The Micro Coaxial (MCX) connector has a similar structure but smaller size compared to SMB connectors. This snap-on small RF connector is ideal for installation in tight places. The MCX connector also comes in a common smaller version called the MMCX connector.


  • Maximum Frequency: 6 GHz
  • Characteristic Impedance: mainly 50 Ohm
  • Coaxial Cables Commonly Used Together: RG316, RG174, RG188, ...
  • Common Applications: cellular telecom equipment, GPS receivers, data telemetry, tuners, etc.

5 Things to Consider When Selecting RF Connectors

Now that you have a deeper understanding of RF connectors and their types, let us clarify how to make a good selection. Choosing the right RF connector requires considering several factors, including coupling mechanism, electrical performance, environmental suitability, economic factors, etc. Let’s delve into these aspects.

Material and Construction

Commercial RF connectors usually use more cost-effective materials compared to those with military standards. Commonly used conductor materials include brass, copper alloys, and stainless steel plated with gold, silver, or nickel. Insulation is usually made of materials like PTFE, PP, HIPS, and PEI. Choosing the right connector material is crucial as it can affect performance and durability. Conductor and dielectric insulation materials can affect the insertion loss, ultimately resulting in signal degradation.

RF connectors come in a wide range of sizes, including standard, miniature, subminiature, micro, etc. Connectors matching the cable diameter can minimize signal reflections, while miniaturized connectors are suitable for small devices but may be less durable for frequent plugging and unplugging. For example, if you are seeking RF connectors for RF equipment, choose connectors that can withstand thousands of mating cycles.
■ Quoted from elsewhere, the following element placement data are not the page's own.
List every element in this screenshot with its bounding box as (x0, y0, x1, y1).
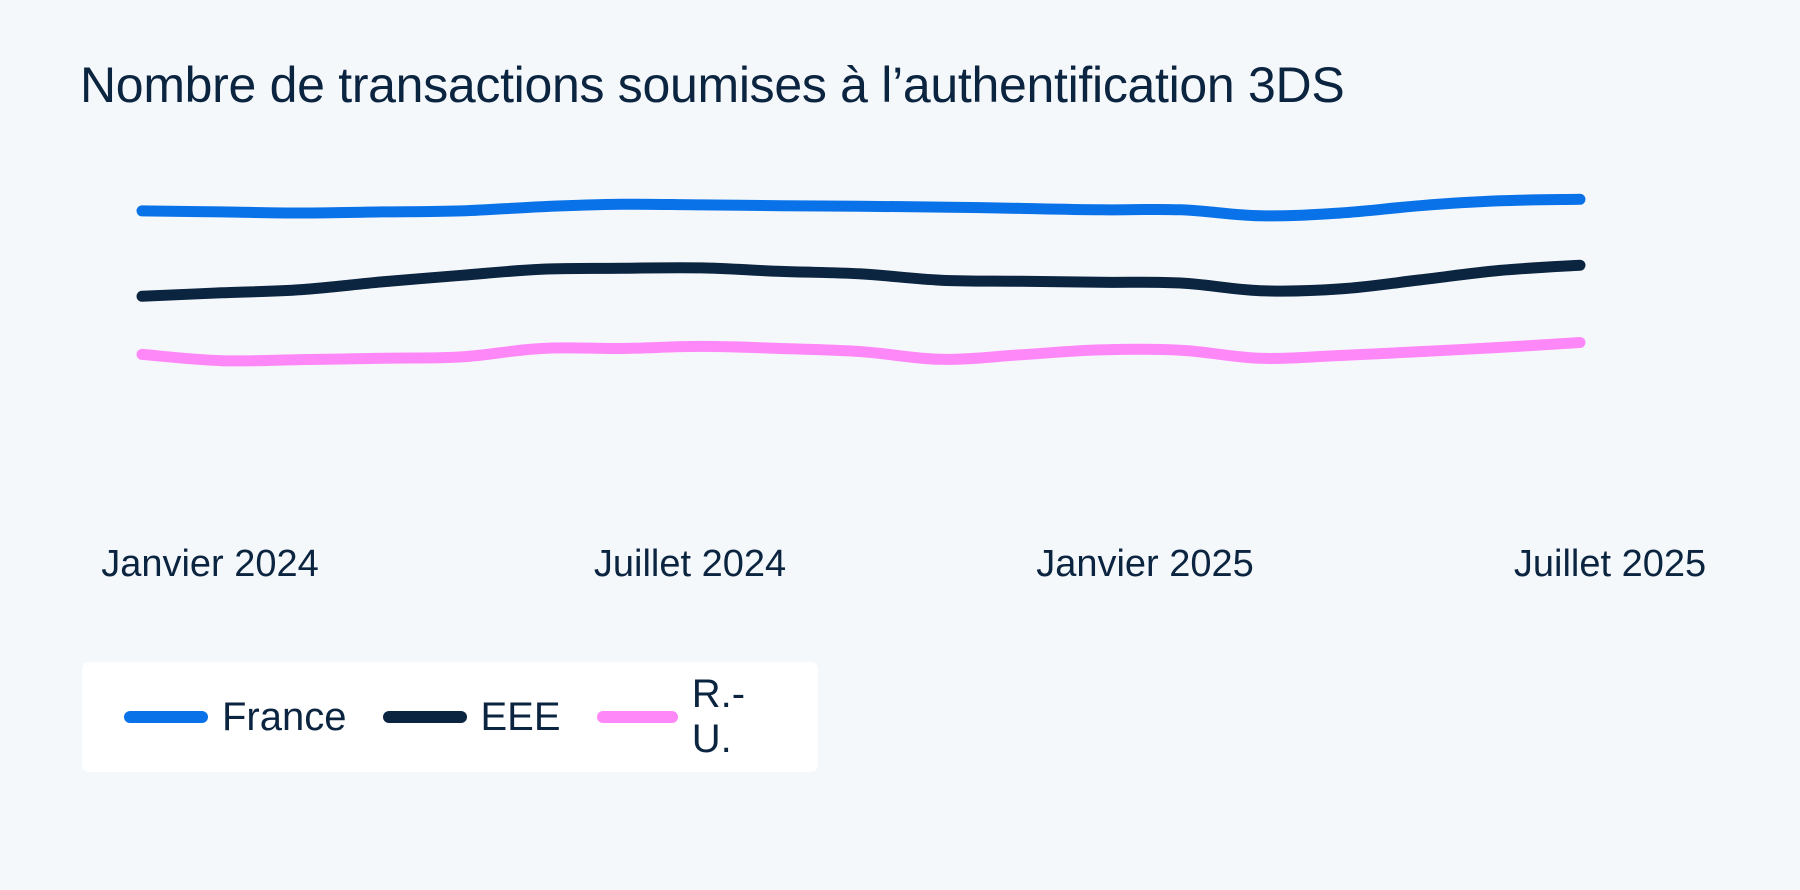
legend-label-ru: R.-U. (691, 672, 746, 761)
legend: France EEE R.-U. (82, 662, 818, 772)
legend-swatch-ru (596, 711, 678, 723)
legend-swatch-france (124, 711, 208, 723)
x-tick-label: Janvier 2025 (1036, 543, 1254, 585)
legend-label-france: France (222, 694, 347, 739)
series-line-france (136, 193, 1586, 222)
x-tick-label: Juillet 2025 (1514, 543, 1706, 585)
legend-item-ru: R.-U. (596, 672, 782, 762)
x-tick-label: Janvier 2024 (101, 543, 319, 585)
legend-item-france: France (124, 695, 347, 740)
series-group (136, 193, 1586, 367)
x-tick-label: Juillet 2024 (594, 543, 786, 585)
series-line-eee (136, 259, 1586, 302)
legend-label-eee: EEE (480, 694, 561, 739)
legend-item-eee: EEE (382, 694, 561, 740)
chart-title: Nombre de transactions soumises à l’auth… (80, 57, 1345, 113)
series-line-r-u (136, 337, 1586, 367)
x-axis-ticks: Janvier 2024 Juillet 2024 Janvier 2025 Juil… (101, 543, 1706, 585)
legend-swatch-eee (382, 711, 467, 723)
RF connectors are also available in various coupling mechanisms for different needs, such as bayonet, threaded, push-on, quick lock, and snap-on types. The bayonet and push-on types facilitate a quick connection, while the quick-lock and snap-on types enhance the firmness and reliability of the connection. The threaded type is the most commonly used coupling mechanism for RF connectors and is highly resistant to vibration environments.
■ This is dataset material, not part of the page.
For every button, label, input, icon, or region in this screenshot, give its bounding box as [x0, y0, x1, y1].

RF connector coupling mechanisms

Electrical Parameters

RF connectors have a specific operating frequency range, so it is important to consider the application’s frequency when selecting a connector. SMA connector is a good choice for many applications because of its wide frequency range.

The consideration of impedance is also crucial for different applications. The characteristic impedance of the RF connector should be consistent with the system and cable to achieve optimal transmission and reduce power loss. For example, BNC and F connectors are often used in 75 ohms applications.​

Environmental Factors

The temperature of RF connectors can be influenced by the ambient temperature and the temperature of connected devices. Ensure that the operating temperature of the RF connectors is suitable to avoid damage. For outdoor use, opt for these moisture and corrosion-resistant connectors to ensure durability and reliability.
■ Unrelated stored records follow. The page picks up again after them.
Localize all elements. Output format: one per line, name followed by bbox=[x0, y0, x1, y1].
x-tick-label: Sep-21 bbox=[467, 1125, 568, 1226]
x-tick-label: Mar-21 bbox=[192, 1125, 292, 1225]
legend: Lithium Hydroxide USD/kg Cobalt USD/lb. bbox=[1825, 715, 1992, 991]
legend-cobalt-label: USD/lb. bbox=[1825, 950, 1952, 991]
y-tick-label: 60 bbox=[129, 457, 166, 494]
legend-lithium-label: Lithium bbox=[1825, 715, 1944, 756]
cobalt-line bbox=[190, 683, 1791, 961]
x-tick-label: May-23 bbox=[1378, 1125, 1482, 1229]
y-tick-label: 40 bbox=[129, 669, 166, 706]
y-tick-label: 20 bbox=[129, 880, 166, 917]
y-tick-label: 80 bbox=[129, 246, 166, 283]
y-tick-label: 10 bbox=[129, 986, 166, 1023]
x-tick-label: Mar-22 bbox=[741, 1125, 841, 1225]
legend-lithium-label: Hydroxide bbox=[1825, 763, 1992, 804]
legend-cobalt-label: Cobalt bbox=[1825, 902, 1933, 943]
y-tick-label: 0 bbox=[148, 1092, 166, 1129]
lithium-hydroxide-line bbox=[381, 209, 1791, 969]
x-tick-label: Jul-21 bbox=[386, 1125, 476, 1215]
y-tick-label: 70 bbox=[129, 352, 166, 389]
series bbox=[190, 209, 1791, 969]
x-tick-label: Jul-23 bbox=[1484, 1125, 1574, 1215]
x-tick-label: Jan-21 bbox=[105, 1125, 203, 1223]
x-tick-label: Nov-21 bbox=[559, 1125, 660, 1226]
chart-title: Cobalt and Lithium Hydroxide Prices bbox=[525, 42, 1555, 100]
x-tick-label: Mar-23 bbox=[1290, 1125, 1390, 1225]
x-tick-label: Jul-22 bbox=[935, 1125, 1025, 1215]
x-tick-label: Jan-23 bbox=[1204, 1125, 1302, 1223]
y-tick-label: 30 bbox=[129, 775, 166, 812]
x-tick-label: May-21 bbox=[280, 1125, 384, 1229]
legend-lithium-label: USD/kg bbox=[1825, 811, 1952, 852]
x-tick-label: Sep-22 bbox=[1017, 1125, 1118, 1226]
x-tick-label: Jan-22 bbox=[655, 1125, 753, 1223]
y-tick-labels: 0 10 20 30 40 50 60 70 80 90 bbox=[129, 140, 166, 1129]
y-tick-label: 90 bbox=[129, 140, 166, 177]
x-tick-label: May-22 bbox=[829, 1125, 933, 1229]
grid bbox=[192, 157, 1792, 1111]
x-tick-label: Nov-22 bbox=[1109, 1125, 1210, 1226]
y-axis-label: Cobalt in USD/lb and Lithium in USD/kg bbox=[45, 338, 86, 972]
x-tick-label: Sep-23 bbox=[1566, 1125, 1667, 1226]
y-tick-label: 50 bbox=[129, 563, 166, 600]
Compatibility and Standard

Ensure the RF connector type is compatible with existing connectors or devices, including the mechanical structure and electrical parameters. Be careful when mating different connectors and consider using an RF adapter to convert from one connector type to another if necessary.​

Different projects may require RF connectors to comply with specific standards, such as MLC, DIN, BS, IEC, and IEEE. And you should make sure that the RF connector meets the standard requirements for the entire system.​


You should always consider the cost when selecting RF connectors. SMB connectors can be a bit more expensive than other RF connectors, while N-type and BNC can be more cost-effective.


RF connectors come in various types and are widely used in high-frequency applications. Understanding relevant knowledge is essential for the selection and utilization of suitable RF connectors. Also, proper maintenance helps keep your RF connectors in good condition.